Малыш возвратился поздно, но возвратилась с ним и старушка и с рыданиями и криками ввалилась в мою комнату: она была начисто ограблена. Приятели ее и помощники не все сундучки, саквояжики и мешочки сносили на сани, а сносили и в другие места, – грабеж был наглый. Я немедленно разбудил Калину Ивановича, Задорова и Таранца, и мы произвели генеральный обыск во всей колонии. Награблено было так много, что всего не успели как следует спрятать. В кустах, на чердаках сараев, под крыльцом, просто под кроватями и за шкафами найдены были все сокровища экономки. Старушка и в самом деле была богата: мы нашли около дюжины новых скатертей, много простынь и полотенец, серебряные ложки, какие-то вазочки, браслет, серьги и еще много всякой мелочи.
Старушка плакала в моей комнате, а комната постепенно наполнялась арестованными – ее бывшими приятелями и сочувствующими.
Ребята сначала запирались, но я на них прикрикнул, и горизонты прояснились. Приятели старушки оказались не главными грабителями. Они ограничились кое-какими сувенирами вроде чайной салфетки или сахарницы. Выяснилось, что главным деятелем во всем этом происшествии был Бурун. Открытие это поразило многих и прежде всего меня.
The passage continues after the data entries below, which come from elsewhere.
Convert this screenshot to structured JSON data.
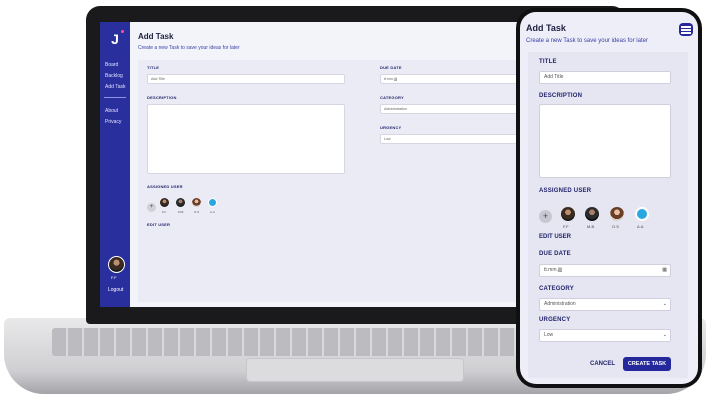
{
  "laptop": {
    "logo": "J",
    "sidebar": {
      "items": [
        "Board",
        "Backlog",
        "Add Task",
        "About",
        "Privacy"
      ],
      "user_initials": "F.F",
      "logout": "Logout"
    },
    "header": {
      "title": "Add Task",
      "subtitle": "Create a new Task to save your ideas for later"
    },
    "form": {
      "title_label": "TITLE",
      "title_placeholder": "Add Title",
      "description_label": "DESCRIPTION",
      "assigned_user_label": "ASSIGNED USER",
      "users": [
        "F.F",
        "M.B",
        "O.S",
        "A.A"
      ],
      "edit_user": "EDIT USER",
      "due_date_label": "DUE DATE",
      "due_date_value": "tt.mm.jjjj",
      "category_label": "CATEGORY",
      "category_value": "Administration",
      "urgency_label": "URGENCY",
      "urgency_value": "Low"
    }
  },
  "phone": {
    "header": {
      "title": "Add Task",
      "subtitle": "Create a new Task to save your ideas for later",
      "menu_icon": "menu-icon"
    },
    "form": {
      "title_label": "TITLE",
      "title_placeholder": "Add Title",
      "description_label": "DESCRIPTION",
      "assigned_user_label": "ASSIGNED USER",
      "users": [
        "F.F",
        "M.B",
        "O.S",
        "A.A"
      ],
      "edit_user": "EDIT USER",
      "due_date_label": "DUE DATE",
      "due_date_value": "tt.mm.jjjj",
      "category_label": "CATEGORY",
      "category_value": "Administration",
      "urgency_label": "URGENCY",
      "urgency_value": "Low"
    },
    "buttons": {
      "cancel": "CANCEL",
      "create": "CREATE TASK"
    }
  },
  "colors": {
    "brand": "#2a2f9e",
    "accent_pink": "#ff4fa0",
    "avatar_active": "#2aa7e0"
  }
}
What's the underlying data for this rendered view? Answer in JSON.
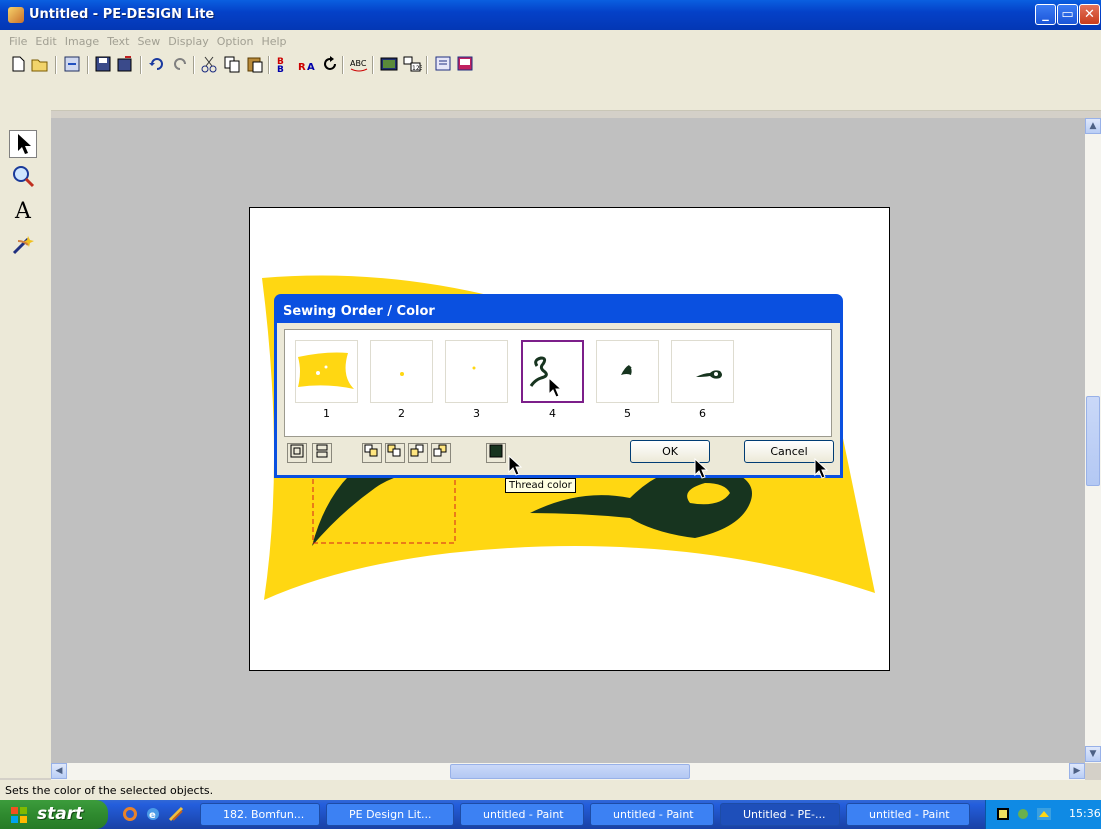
{
  "window": {
    "title": "Untitled - PE-DESIGN Lite",
    "buttons": [
      "_",
      "▭",
      "✕"
    ]
  },
  "menu": [
    "File",
    "Edit",
    "Image",
    "Text",
    "Sew",
    "Display",
    "Option",
    "Help"
  ],
  "toolbar_icons": [
    "new-icon",
    "open-icon",
    "import-icon",
    "save-icon",
    "save-as-icon",
    "undo-icon",
    "redo-icon",
    "cut-icon",
    "copy-icon",
    "paste-icon",
    "sew-order-icon",
    "reverse-icon",
    "rotate-icon",
    "text-abc-icon",
    "monitor-icon",
    "numbered-icon",
    "card-write-icon",
    "card-read-icon"
  ],
  "left_tools": [
    {
      "name": "select-arrow-icon",
      "glyph": "➤"
    },
    {
      "name": "zoom-icon",
      "glyph": "🔍"
    },
    {
      "name": "text-tool-icon",
      "glyph": "A"
    },
    {
      "name": "magic-wand-icon",
      "glyph": "✨"
    }
  ],
  "dialog": {
    "title": "Sewing Order / Color",
    "tiles": [
      {
        "number": "1"
      },
      {
        "number": "2"
      },
      {
        "number": "3"
      },
      {
        "number": "4"
      },
      {
        "number": "5"
      },
      {
        "number": "6"
      }
    ],
    "ok_label": "OK",
    "cancel_label": "Cancel"
  },
  "tooltip": "Thread color",
  "status": "Sets the color of the selected objects.",
  "colors": {
    "yellow": "#ffd712",
    "dark_green": "#17341f",
    "title_blue": "#0a50e0"
  },
  "taskbar": {
    "start_label": "start",
    "tasks": [
      {
        "label": "182. Bomfun...",
        "active": false
      },
      {
        "label": "PE Design Lit...",
        "active": false
      },
      {
        "label": "untitled - Paint",
        "active": false
      },
      {
        "label": "untitled - Paint",
        "active": false
      },
      {
        "label": "Untitled - PE-...",
        "active": true
      },
      {
        "label": "untitled - Paint",
        "active": false
      }
    ],
    "clock": "15:36"
  }
}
Бурун с самого первого дня казался солиднее всех, он был всегда серьезен, сдержанно-приветлив и лучше всех, с активнейшим напряжением и интересом учился в школе. Меня ошеломили размах и солидность его действий: он запрятал целые тюки старушечьего добра. Не было сомнений, что все прежние кражи в колонии – дело его рук.
Наконец-то дорвался до настоящего зла! Я привел Буруна на суд народный, первый суд в истории нашей колонии.
В спальне, на кроватях и на столах, расположились оборванные черные судьи. Пятилинейная лампочка освещала взволнованные лица колонистов и бледное лицо Буруна, тяжеловесного, неповоротливого, с толстой шеей, похожего на Мак-Кинлея[66], президента Соединенных Штатов Америки.
В негодующих и сильных тонах я описал ребятам преступление: ограбить старуху, у которой только и счастья, что в этих несчастных тряпках, ограбить, несмотря на то, что никто в колонии так любовно не относился к ребятам, как она, ограбить в то время, когда она просила помощи, – это значит действительно ничего человеческого в себе не иметь, это значит быть даже не гадом, а гадиком. Человек должен уважать себя, должен быть сильным и гордым, а не отнимать у слабых старушек их последнюю тряпку.
Либо моя речь произвела сильное впечатление, либо и без того у колонистов накипело, но на Буруна обрушились дружно и страстно. Маленький вихрастый Братченко протянул обе руки к Буруну:
– А что? А что ты скажешь? Тебя нужно посадить за решетку, в допр посадить! Мы через тебя голодали, ты и деньги взял у Антона Семеновича.
Бурун вдруг запротестовал:
– Деньги у Антона Семеновича? А ну, докажи!
– И докажу.
– Докажи!
– А что, не взял? Не ты?
– А что, я?
– Конечно, ты.
– Я взял деньги у Антона Семеновича? А кто это докажет?
Раздался голос Таранца:
– Я докажу.
Бурун опешил. Повернулся в сторону Таранца, что-то хотел сказать, потом махнул рукой:
– Ну, что же, пускай и я. Так я же отдал?
Ребята на это ответили неожиданным смехом. Им понравился этот увлекательный разговор. Таранец глядел героем. Он вышел вперед.
– Только выгонять его не надо. Мало чего с кем не бывало. Набить морду хорошенько – это, действительно, следует.
Все примолкли. Бурун медленно повел взглядом по рябому лицу Таранца.
– Далеко тебе до моей морды. Чего ты стараешься? Все равно завколом[67] не будешь. Антон набьет морду, если нужно, а тебе какое дело?
Ветковский сорвался с места:
– Как – «какое дело»? Хлопцы, наше это дело или не наше?
– Наше! – закричали хлопцы. – Мы тебе сами морду набьем получше Антона!
Кто-то уже бросился к Буруну. Братченко размахивал руками у самой физиономии Буруна и вопил:
– Пороть тебя нужно, пороть!
Задоров шепнул мне на ухо:
– Возьмите его куда-нибудь, а то бить будут.
Я оттащил Братченко от Буруна. Задоров отшвырнул двух-трех. Насилу прекратили шум.
– Пусть говорит Бурун! Пускай скажет! – крикнул Братченко.
Бурун опустил голову.
– Нечего говорить. Вы все правы. Отпустите меня с Антоном Семеновичем, – пусть накажет, как знает.